Historically, the level of fines imposed by national agencies for consumer protection violations has varied and can be low.
However, in 2019, EU legislators supported modernization of consumer protection rules introduce more dissuasive sanctions – especially for issues that cross borders and affect many EU consumers, agreeing then that for widespread infringements (as this issue will no doubt be valued given how widely WhatsApp is used in Europe) national authorities should be able to impose fines of at least 4% of the world’s annual turnover.
EU member states were required to apply these new rules from May 28, 2022, so since WhatsApp is still receiving a consumer protection warning in June 2022, the issue should fall under enhanced mode, putting the company on the hook. for what could be a hefty fine if he didn’t correct his action in time.
We reached out to WhatsApp for comment regarding the Commission’s latest warning and it sent this statement attributed to a spokesperson:
“Our 2021 update has not changed our commitment to user privacy or how we work with our service, including how we process, use or share data with anyone, including Meta. We welcome the European Commission’s recognition that we have provided users with the information they need about our updates, including through in-app notifications and our help centre. We are reviewing the CCP’s letter and will respond in due course.”
Data protection regulators have raised a number of similar concerns about WhatsApp’s operations, although the relevant laws differ from consumer protection rules; and Ireland’s data protection regulator has long been accused of failing to enforce them vigorously against tech giants like WhatsApp’s parent company, Meta.

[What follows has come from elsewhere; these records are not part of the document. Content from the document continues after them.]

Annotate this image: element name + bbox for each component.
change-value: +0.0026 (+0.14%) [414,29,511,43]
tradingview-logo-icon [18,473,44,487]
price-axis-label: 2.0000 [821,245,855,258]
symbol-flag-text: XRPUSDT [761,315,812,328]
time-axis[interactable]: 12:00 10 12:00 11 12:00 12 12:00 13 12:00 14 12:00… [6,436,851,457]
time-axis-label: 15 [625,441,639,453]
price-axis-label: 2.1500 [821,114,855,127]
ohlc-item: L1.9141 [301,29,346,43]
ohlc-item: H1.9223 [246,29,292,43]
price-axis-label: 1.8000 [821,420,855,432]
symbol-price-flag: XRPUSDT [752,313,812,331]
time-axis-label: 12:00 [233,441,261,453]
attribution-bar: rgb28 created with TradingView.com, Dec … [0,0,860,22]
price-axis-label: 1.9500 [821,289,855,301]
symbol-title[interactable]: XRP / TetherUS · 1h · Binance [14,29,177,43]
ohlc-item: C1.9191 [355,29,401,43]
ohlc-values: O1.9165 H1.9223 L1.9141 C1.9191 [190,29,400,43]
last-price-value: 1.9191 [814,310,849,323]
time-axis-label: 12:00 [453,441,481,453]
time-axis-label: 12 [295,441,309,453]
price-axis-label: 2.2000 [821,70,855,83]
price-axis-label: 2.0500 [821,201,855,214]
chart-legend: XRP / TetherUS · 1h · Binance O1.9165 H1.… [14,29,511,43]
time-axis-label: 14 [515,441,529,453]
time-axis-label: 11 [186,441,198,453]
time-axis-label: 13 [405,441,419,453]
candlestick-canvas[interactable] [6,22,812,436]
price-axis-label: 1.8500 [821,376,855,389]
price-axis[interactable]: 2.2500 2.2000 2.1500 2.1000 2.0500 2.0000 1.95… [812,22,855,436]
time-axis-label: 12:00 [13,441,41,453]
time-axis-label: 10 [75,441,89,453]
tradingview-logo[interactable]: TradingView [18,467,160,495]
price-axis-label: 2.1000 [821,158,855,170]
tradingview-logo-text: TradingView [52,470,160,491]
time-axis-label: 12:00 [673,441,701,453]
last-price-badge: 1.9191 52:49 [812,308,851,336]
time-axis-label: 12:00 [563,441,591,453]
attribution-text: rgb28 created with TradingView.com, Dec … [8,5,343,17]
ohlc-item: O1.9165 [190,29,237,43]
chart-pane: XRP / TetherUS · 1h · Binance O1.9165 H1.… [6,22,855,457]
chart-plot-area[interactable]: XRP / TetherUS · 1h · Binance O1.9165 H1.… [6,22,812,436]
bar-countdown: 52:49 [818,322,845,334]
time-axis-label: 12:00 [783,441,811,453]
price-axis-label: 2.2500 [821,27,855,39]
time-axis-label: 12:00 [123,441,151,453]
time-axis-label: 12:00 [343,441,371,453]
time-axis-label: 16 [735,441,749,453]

Last summerfollowing the intervention of other concerned EU data protection agencies, the European Data Protection Board ordered the DPC to quickly investigate the data exchange between WhatsApp and Facebook, although it is not clear how and where it acted on this particular order.
In addition, a very longstanding complaint against WhatsApp in the EU (since May 2018) – which focuses on the key question of what is its legal basis for processing user data for ad targeting purposes – has yet to be resolved, although we understand that the DPC has previously sent a draft decision to other EU DPAs for review (and the likelihood of objecting), so that, at the time of writing, the standard consensus-seeking process provided for in Article 60 of the GDPR was ongoing.
So a final decision on this four-year-old complaint could be finalized later this year – with the possibility of another massive fine in the way of WhatsApp. Or even an order to stop processing user data for advertising, which could have a much more devastating effect on Meta’s advertising business.